Heringer v. Underwood Typewriter Co.

131 A. 322 | Conn. | 1925

The direction of the verdict can be sustained in case the reasoning mind could not reasonably *676 reach another conclusion upon the evidence.Perry v. Haritos, 100 Conn. 476, 482, 124 A. 44. Examining the evidence, we find the jury might reasonably have found that the plaintiff was driving his Ford touring car, of the 1917 make, from Meriden south to Wallingford, at about one o'clock in the afternoon of June 13th, 1924, having as a guest in the car Mrs. Sarer. On the way the plaintiff followed a large five-ton Mack truck of the defendant company upon a curved road for some distance, and when he came to a straight road with a clear view ahead he blew his horn a number of times and increased the speed of his car from twenty to twenty-five or twenty-eight miles an hour and passed the truck on its left or east side. After passing the truck about thirty or forty feet, the plaintiff turned to the right and straightened out his car on the right side of the road, and shortly the truck and Ford car collided. The Ford car, after the impact, was found upon the right or west side of the highway, turned upon its right side and badly damaged. Mrs. Sarer was found lying in the gutter on the right side of the road and near the shoulder of the road. North of the Ford car about forty feet was the truck, which was painted green. Upon the left front fender of the Ford car was some green paint, apparently mashed onto it. On the Warrenite pavement, on the right side of the center of the traveled way and north of the overturned Ford car, were scratches in the pavement for a distance of about twenty feet, as if made from the front axle of the car being dragged along the pavement.
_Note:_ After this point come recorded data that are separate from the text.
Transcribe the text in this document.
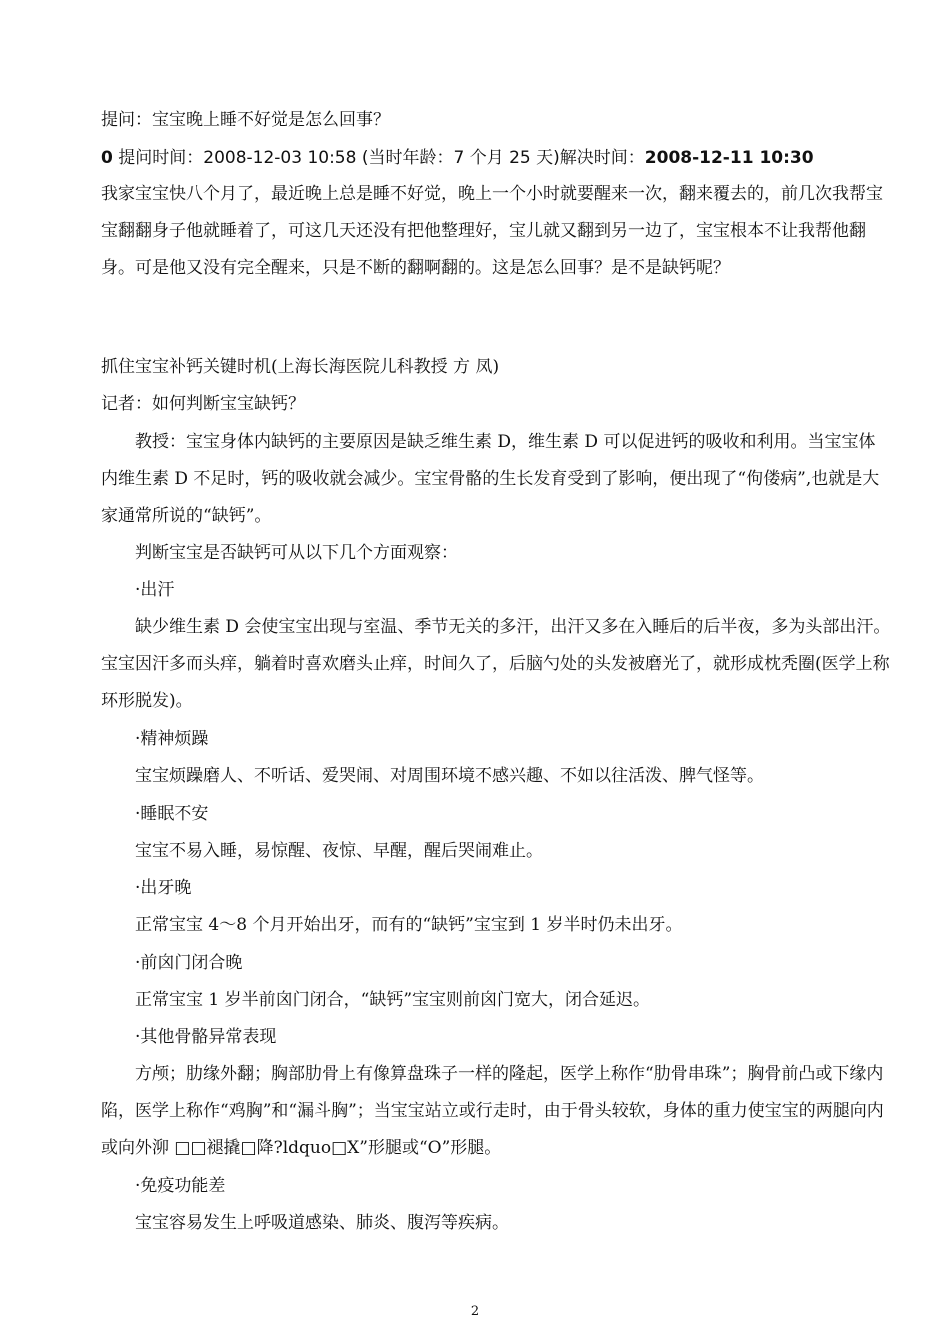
提问：宝宝晚上睡不好觉是怎么回事？
0 提问时间：2008-12-03 10:58 (当时年龄：7 个月 25 天)解决时间：2008-12-11 10:30
我家宝宝快八个月了，最近晚上总是睡不好觉，晚上一个小时就要醒来一次，翻来覆去的，前几次我帮宝宝翻翻身子他就睡着了，可这几天还没有把他整理好，宝儿就又翻到另一边了，宝宝根本不让我帮他翻身。可是他又没有完全醒来，只是不断的翻啊翻的。这是怎么回事？是不是缺钙呢？
抓住宝宝补钙关键时机(上海长海医院儿科教授 方 凤)
记者：如何判断宝宝缺钙？
教授：宝宝身体内缺钙的主要原因是缺乏维生素 D，维生素 D 可以促进钙的吸收和利用。当宝宝体内维生素 D 不足时，钙的吸收就会减少。宝宝骨骼的生长发育受到了影响，便出现了“佝偻病”,也就是大家通常所说的“缺钙”。
判断宝宝是否缺钙可从以下几个方面观察：
·出汗
缺少维生素 D 会使宝宝出现与室温、季节无关的多汗，出汗又多在入睡后的后半夜，多为头部出汗。宝宝因汗多而头痒，躺着时喜欢磨头止痒，时间久了，后脑勺处的头发被磨光了，就形成枕秃圈(医学上称环形脱发)。
·精神烦躁
宝宝烦躁磨人、不听话、爱哭闹、对周围环境不感兴趣、不如以往活泼、脾气怪等。
·睡眠不安
宝宝不易入睡，易惊醒、夜惊、早醒，醒后哭闹难止。
·出牙晚
正常宝宝 4～8 个月开始出牙，而有的“缺钙”宝宝到 1 岁半时仍未出牙。
·前囟门闭合晚
正常宝宝 1 岁半前囟门闭合，“缺钙”宝宝则前囟门宽大，闭合延迟。
·其他骨骼异常表现
方颅；肋缘外翻；胸部肋骨上有像算盘珠子一样的隆起，医学上称作“肋骨串珠”；胸骨前凸或下缘内陷，医学上称作“鸡胸”和“漏斗胸”；当宝宝站立或行走时，由于骨头较软，身体的重力使宝宝的两腿向内或向外泖 □□褪撬□降?ldquo□X”形腿或“O”形腿。
·免疫功能差
宝宝容易发生上呼吸道感染、肺炎、腹泻等疾病。
2
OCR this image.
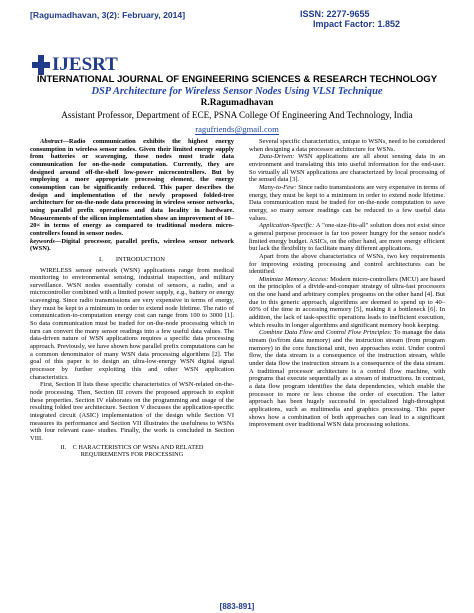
[Ragumadhavan, 3(2): February, 2014]	ISSN: 2277-9655
Impact Factor: 1.852
IJESRT
INTERNATIONAL JOURNAL OF ENGINEERING SCIENCES & RESEARCH TECHNOLOGY
DSP Architecture for Wireless Sensor Nodes Using VLSI Technique
R.Ragumadhavan
Assistant Professor, Department of ECE, PSNA College Of Engineering And Technology, India
ragufriends@gmail.com

Abstract—Radio communication exhibits the highest energy consumption in wireless sensor nodes. Given their limited energy supply from batteries or scavenging, these nodes must trade data communication for on-the-node computation. Currently, they are designed around off-the-shelf low-power microcontrollers. But by employing a more appropriate processing element, the energy consumption can be significantly reduced. This paper describes the design and implementation of the newly proposed folded-tree architecture for on-the-node data processing in wireless sensor networks, using parallel prefix operations and data locality in hardware. Measurements of the silicon implementation show an improvement of 10–20× in terms of energy as compared to traditional modern micro-controllers found in sensor nodes.

keywords—Digital processor, parallel prefix, wireless sensor network (WSN).

I.  INTRODUCTION

WIRELESS sensor network (WSN) applications range from medical monitoring to environmental sensing, industrial inspection, and military surveillance. WSN nodes essentially consist of sensors, a radio, and a microcontroller combined with a limited power supply, e.g., battery or energy scavenging. Since radio transmissions are very expensive in terms of energy, they must be kept to a minimum in order to extend node lifetime. The ratio of communication-to-computation energy cost can range from 100 to 3000 [1]. So data communication must be traded for on-the-node processing which in turn can convert the many sensor readings into a few useful data values. The data-driven nature of WSN applications requires a specific data processing approach. Previously, we have shown how parallel prefix computations can be a common denominator of many WSN data processing algorithms [2]. The goal of this paper is to design an ultra-low-energy WSN digital signal processor by further exploiting this and other WSN application characteristics.

First, Section II lists these specific characteristics of WSN-related on-the-node processing. Then, Section III covers the proposed approach to exploit these properties. Section IV elaborates on the programming and usage of the resulting folded tree architecture. Section V discusses the application-specific integrated circuit (ASIC) implementation of the design while Section VI measures its performance and Section VII illustrates the usefulness to WSNs with four relevant case- studies. Finally, the work is concluded in Section VIII.

II. C HARACTERISTICS OF WSNs AND RELATED
REQUIREMENTS FOR PROCESSING

Several specific characteristics, unique to WSNs, need to be considered when designing a data processor architecture for WSNs.

Data-Driven: WSN applications are all about sensing data in an environment and translating this into useful information for the end-user. So virtually all WSN applications are characterized by local processing of the sensed data [3].

Many-to-Few: Since radio transmissions are very expensive in terms of energy, they must be kept to a minimum in order to extend node lifetime. Data communication must be traded for on-the-node computation to save energy, so many sensor readings can be reduced to a few useful data values.

Application-Specific: A "one-size-fits-all" solution does not exist since a general purpose processor is far too power hungry for the sensor node's limited energy budget. ASICs, on the other hand, are more energy efficient but lack the flexibility to facilitate many different applications.

Apart from the above characteristics of WSNs, two key requirements for improving existing processing and control architectures can be identified.

Minimize Memory Access: Modern micro-controllers (MCU) are based on the principles of a divide-and-conquer strategy of ultra-fast processors on the one hand and arbitrary complex programs on the other hand [4]. But due to this generic approach, algorithms are deemed to spend up to 40–60% of the time in accessing memory [5], making it a bottleneck [6]. In addition, the lack of task-specific operations leads to inefficient execution, which results in longer algorithms and significant memory book keeping.

Combine Data Flow and Control Flow Principles: To manage the data stream (to/from data memory) and the instruction stream (from program memory) in the core functional unit, two approaches exist. Under control flow, the data stream is a consequence of the instruction stream, while under data flow the instruction stream is a consequence of the data stream. A traditional processor architecture is a control flow machine, with programs that execute sequentially as a stream of instructions. In contrast, a data flow program identifies the data dependencies, which enable the processor to more or less choose the order of execution. The latter approach has been hugely successful in specialized high-throughput applications, such as multimedia and graphics processing. This paper shows how a combination of both approaches can lead to a significant improvement over traditional WSN data processing solutions.

[883-891]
The plaintiff put upon the witness stand the driver of the Mack truck, who testified that the Ford car ran into the truck. The defendant introduced no evidence, but moved for a directed verdict, which motion the court granted.

Upon this evidence there were two possible conclusions: *677 One, that the Ford car ran into the truck as the truck was passing it upon its left; the other, that the truck ran into the Ford car after it had passed the truck, either striking it in the rear or side, and dragging it along the pavement and overturning it upon its right side. That the Ford car had passed the truck before the collision is indisputable upon this evidence. The location of the overturned car upon the shoulder on the right side of the highway, and Mrs. Sarer, a guest in the car, found in the gutter on the right side of the highway, would justify the jury in making the reasonable inference that the truck collided with the car in its rear or left side rather than that the car ran into the truck, since in the latter case, the truck, passing the car on its left, neither the car nor the guest would be likely to be found in the position in which they were found. The scratches on the right side of the pavement would also permit reasonable inference that the car did not run into the truck near the center of this highway, and could not, in that condition, have been dragged for twenty feet along the pavement. The green paint upon the left front fender would have justified the jury in making reasonable inference that it came from the green truck and was not likely to have come upon the left front fender if the car ran into the truck, but was more likely to have been mashed upon it when the car was under the truck after the truck ran into it. If the jury believed that the car passed the five-ton truck at a speed of twenty-five to twenty-eight miles an hour, and had gone about thirty or forty feet beyond the truck when, shortly thereafter, the collision occurred, the jury would have been justified in disbelieving the driver of the truck that he had caught up to the car and, when about to pass it on its left, the car turned to the left and ran into the truck. The evidence could undoubtedly have been *678 clearer; as it stood, it did not afford any ground for the making or the granting of the motion.

A motion for a directed verdict, under our practice, should rarely be made. It is only permissible in the exceptional case. We repeat what we so recently said in Ulrich v. New York, N.H. H.R. Co., 98 Conn. 567,570, 119 A. 890: "The same end can be reached by setting aside the verdict after the plaintiff has been accorded a full trial of his cause. The fact that the directed verdict may, by the large expense entailed in printing the evidence, result in the inability of the defeated litigant to have the directed verdict reviewed, should make the trial judge especially careful to be sure of this issue before directing a verdict, and if any question remains in his mind as to the ruling, he ought to deny the motion to direct. Subsequently, upon the motion to set aside the verdict, he can examine the evidence in the light of our law with deliberation and reflection and arrive at his conclusion apart from the haste and pressure of the court-room."

There is error and a new trial is ordered.